ICTs allow electrical consumption to be reduced by one third (w/video)
(Nanowerk News) Information and Communication Technologies (ICTs) may allow a thirty percent reduction in electrical consumption in cities. This is what is demonstrated by a European research project that Universidad Carlos III of Madrid (UC3M) has participated in. The results were presented after analysis showed how to optimize the use of residential consumption and generation infrastructures.
The scientists and technologists who are participating in the ENERsip project have formed a consortium of ten partners from five European countries led by the Spanish company Tecnalia; they have designed, developed, and validated an ICT platform that allows residential electrical consumption to be reduced by 30 percent, while also integrating micro-generating installations using renewable energy, such as photovoltaic solar panels installed on the roofs of homes.
The key to obtaining these results lies in two strategies: reducing the consumption of electricity in homes (around 15 to 20 percent) and adjusting the consumption and generation of electricity in districts (approximately 15 to 20 percent). First, the system “gives the users information regarding their consumption, allowing them to identify the appliances that use the most energy; it then suggests possible solutions, attempting to modify certain behaviors and fomenting good practices that allow consumers to reduce their electricity bill,” explains Professor José Ignacio Moreno, of the UC3M’s Department of Telematic Engineering. In this way, the ENERsip platform allows appliances to be monitored by networks of sensors and actuators so that they can be controlled wirelessly by using web applications.
In addition, the system they have designed carries out automatic actions that allow the consumption in homes within a district to be adjusted as much as possible so that they use renewable energy generated by sources from within the same district, thus reducing energy flows and, consequently, energy losses and costs. “This type of action falls within what is know as electricity demand management,” indicates another of the UC3M researchers, Gregorio López. For example, he comments, the temperature could be raised by a few degrees in the summer (or lowered in winter) in hundreds of thousands of homes during the periods of lowest production of renewable energy in a district, or the programmed running of certain appliances (dishwashers, washing machines) can be moved to a time period when renewable energy production its at its peak. “Of course,” López points out, “those households would have agreed in advance to participate in this type of program in exchange for certain incentives, and pre-established levels of comfort would never be compromised.”

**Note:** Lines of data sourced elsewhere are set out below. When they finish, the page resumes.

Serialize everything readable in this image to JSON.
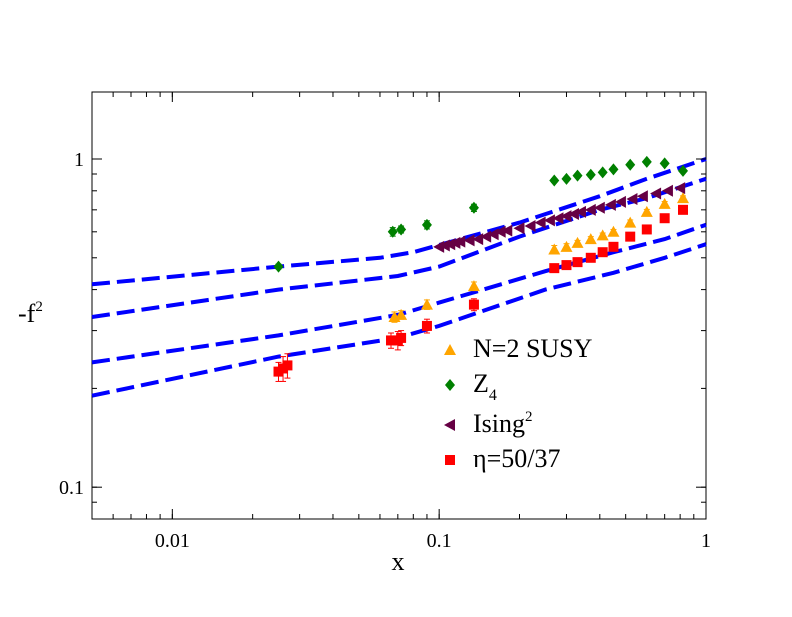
{
  "chart_data": {
    "type": "scatter",
    "title": "",
    "xlabel": "x",
    "ylabel_main": "-f",
    "ylabel_sup": "2",
    "xscale": "log",
    "yscale": "log",
    "xlim": [
      0.005,
      1
    ],
    "ylim": [
      0.08,
      1.6
    ],
    "x_ticks": [
      {
        "value": 0.01,
        "label": "0.01"
      },
      {
        "value": 0.1,
        "label": "0.1"
      },
      {
        "value": 1,
        "label": "1"
      }
    ],
    "y_ticks": [
      {
        "value": 0.1,
        "label": "0.1"
      },
      {
        "value": 1,
        "label": "1"
      }
    ],
    "legend_position": "lower-right",
    "series": [
      {
        "name": "N=2 SUSY",
        "label_main": "N=2 SUSY",
        "label_sub": "",
        "label_sup": "",
        "marker": "triangle-up",
        "color": "#ffa500",
        "points": [
          [
            0.068,
            0.33
          ],
          [
            0.072,
            0.335
          ],
          [
            0.09,
            0.36
          ],
          [
            0.135,
            0.41
          ],
          [
            0.27,
            0.53
          ],
          [
            0.3,
            0.54
          ],
          [
            0.33,
            0.555
          ],
          [
            0.37,
            0.57
          ],
          [
            0.41,
            0.585
          ],
          [
            0.45,
            0.6
          ],
          [
            0.52,
            0.64
          ],
          [
            0.6,
            0.69
          ],
          [
            0.7,
            0.73
          ],
          [
            0.82,
            0.76
          ]
        ],
        "errors": [
          0.012,
          0.01,
          0.012,
          0.012,
          0.015,
          0.012,
          0.01,
          0.01,
          0.01,
          0.01,
          0.012,
          0.012,
          0.012,
          0.012
        ]
      },
      {
        "name": "Z4",
        "label_main": "Z",
        "label_sub": "4",
        "label_sup": "",
        "marker": "diamond",
        "color": "#008000",
        "points": [
          [
            0.025,
            0.47
          ],
          [
            0.067,
            0.6
          ],
          [
            0.072,
            0.61
          ],
          [
            0.09,
            0.63
          ],
          [
            0.135,
            0.71
          ],
          [
            0.27,
            0.86
          ],
          [
            0.3,
            0.87
          ],
          [
            0.33,
            0.89
          ],
          [
            0.37,
            0.895
          ],
          [
            0.41,
            0.91
          ],
          [
            0.45,
            0.93
          ],
          [
            0.52,
            0.96
          ],
          [
            0.6,
            0.98
          ],
          [
            0.7,
            0.97
          ],
          [
            0.82,
            0.92
          ]
        ],
        "errors": [
          0.008,
          0.018,
          0.015,
          0.018,
          0.018,
          0.012,
          0.012,
          0.012,
          0.012,
          0.01,
          0.01,
          0.01,
          0.01,
          0.01,
          0.01
        ]
      },
      {
        "name": "Ising2",
        "label_main": "Ising",
        "label_sub": "",
        "label_sup": "2",
        "marker": "triangle-left",
        "color": "#660044",
        "points": [
          [
            0.1,
            0.54
          ],
          [
            0.105,
            0.545
          ],
          [
            0.11,
            0.55
          ],
          [
            0.115,
            0.555
          ],
          [
            0.12,
            0.56
          ],
          [
            0.13,
            0.565
          ],
          [
            0.14,
            0.57
          ],
          [
            0.15,
            0.58
          ],
          [
            0.16,
            0.59
          ],
          [
            0.17,
            0.6
          ],
          [
            0.18,
            0.605
          ],
          [
            0.2,
            0.615
          ],
          [
            0.22,
            0.625
          ],
          [
            0.24,
            0.64
          ],
          [
            0.26,
            0.65
          ],
          [
            0.28,
            0.66
          ],
          [
            0.3,
            0.67
          ],
          [
            0.32,
            0.68
          ],
          [
            0.34,
            0.69
          ],
          [
            0.37,
            0.7
          ],
          [
            0.4,
            0.71
          ],
          [
            0.44,
            0.725
          ],
          [
            0.48,
            0.74
          ],
          [
            0.53,
            0.755
          ],
          [
            0.58,
            0.77
          ],
          [
            0.65,
            0.785
          ],
          [
            0.72,
            0.8
          ],
          [
            0.8,
            0.815
          ]
        ],
        "errors": []
      },
      {
        "name": "η=50/37",
        "label_main": "η=50/37",
        "label_sub": "",
        "label_sup": "",
        "marker": "square",
        "color": "#ff0000",
        "points": [
          [
            0.025,
            0.225
          ],
          [
            0.026,
            0.23
          ],
          [
            0.027,
            0.235
          ],
          [
            0.066,
            0.28
          ],
          [
            0.07,
            0.28
          ],
          [
            0.072,
            0.285
          ],
          [
            0.09,
            0.31
          ],
          [
            0.135,
            0.36
          ],
          [
            0.27,
            0.465
          ],
          [
            0.3,
            0.475
          ],
          [
            0.33,
            0.485
          ],
          [
            0.37,
            0.5
          ],
          [
            0.41,
            0.52
          ],
          [
            0.45,
            0.54
          ],
          [
            0.52,
            0.58
          ],
          [
            0.6,
            0.61
          ],
          [
            0.7,
            0.66
          ],
          [
            0.82,
            0.7
          ]
        ],
        "errors": [
          0.015,
          0.02,
          0.02,
          0.015,
          0.018,
          0.015,
          0.015,
          0.015,
          0.012,
          0.012,
          0.012,
          0.012,
          0.012,
          0.01,
          0.012,
          0.01,
          0.01,
          0.01
        ]
      }
    ],
    "fit_lines": [
      {
        "name": "fit-1",
        "color": "#0000ff",
        "points": [
          [
            0.005,
            0.415
          ],
          [
            0.025,
            0.47
          ],
          [
            0.06,
            0.5
          ],
          [
            0.08,
            0.52
          ],
          [
            0.2,
            0.64
          ],
          [
            0.4,
            0.77
          ],
          [
            0.6,
            0.87
          ],
          [
            1.0,
            1.0
          ]
        ]
      },
      {
        "name": "fit-2",
        "color": "#0000ff",
        "points": [
          [
            0.005,
            0.33
          ],
          [
            0.025,
            0.4
          ],
          [
            0.07,
            0.44
          ],
          [
            0.1,
            0.47
          ],
          [
            0.2,
            0.58
          ],
          [
            0.4,
            0.7
          ],
          [
            0.6,
            0.76
          ],
          [
            1.0,
            0.87
          ]
        ]
      },
      {
        "name": "fit-3",
        "color": "#0000ff",
        "points": [
          [
            0.005,
            0.24
          ],
          [
            0.025,
            0.29
          ],
          [
            0.07,
            0.335
          ],
          [
            0.1,
            0.365
          ],
          [
            0.25,
            0.455
          ],
          [
            0.45,
            0.52
          ],
          [
            0.7,
            0.57
          ],
          [
            1.0,
            0.63
          ]
        ]
      },
      {
        "name": "fit-4",
        "color": "#0000ff",
        "points": [
          [
            0.005,
            0.19
          ],
          [
            0.025,
            0.25
          ],
          [
            0.07,
            0.285
          ],
          [
            0.1,
            0.31
          ],
          [
            0.25,
            0.4
          ],
          [
            0.45,
            0.45
          ],
          [
            0.7,
            0.5
          ],
          [
            1.0,
            0.55
          ]
        ]
      }
    ]
  }
}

Intelligent and efficient electrical grids
The conclusion of this project, which falls within what is known as Smart Grid framework, is that, thanks to the automatic actions that using ICTs permits, savings in electrical consumption of up to 30 percent can be achieved. To obtain these results, the researchers tested the system in various computer simulations; they validated the platform in a pilot project carried out in three buildings located in different geographic points of Israel. Moreover, these figures are in the same range of those which appear in reports on other projects, such as SMART 2020, for example, which estimates that the application of ICTs to improve energy efficiency could result in a savings of approximately 600 billion Euros globally in the year 2020.
A few basic ICT installations would be sufficient to make the ENERsip platform work. Specifically, the platform would require networks with sensors and actuators for the consumption and micro-generation infrastructures, an Internet connection and a web application that would allow access from any device connected to the Web (although the ENERsip project itself also uses a dedicated core communications infrastructure that offers certain advantages). “It could be implemented from any home equipped with the typical consumer infrastructure or consumer and micro-generation infrastructure,” José Ignacio Moreno states. The team he heads at UC3M has been in charge of the formal design and modeling of the communications architecture of the ENERsip platform, as well as the software simulations to evaluate the performance of that architecture. In addition, he has participated in the design and definition of the platform’s integration and validation phases and scenarios; he has reported on the progress of the research through technical articles presented at key communication conferences, such as INFOCOM 2011 and ICC 2012.
The ENERsip consortium, which is formed by ten partners from five European countries, is led by the Spanish company Tecnalia and includes the participation of various leading companies in the field, such as Amplia Soluciones (Spain), Honeywell (Czech Republic), IEC (Israel Electric Corporation, Israel), ISA (Intelligent Sensing Anywhere, Portugal), ISASTUR (Ingeniería y Suministros de Asturias S.A., Spain), MSIL (Motorola Solutions Israel Ltd, Israel), as well as research centers such the ISR-UC (Institute of Systems and Robotics-University of Coimbra, Portugal), UC3M (Universidad Carlos III of Madrid, Spain) and VITO (Vlaamse Instelling voor Technologisch Onderzoek, Belgium).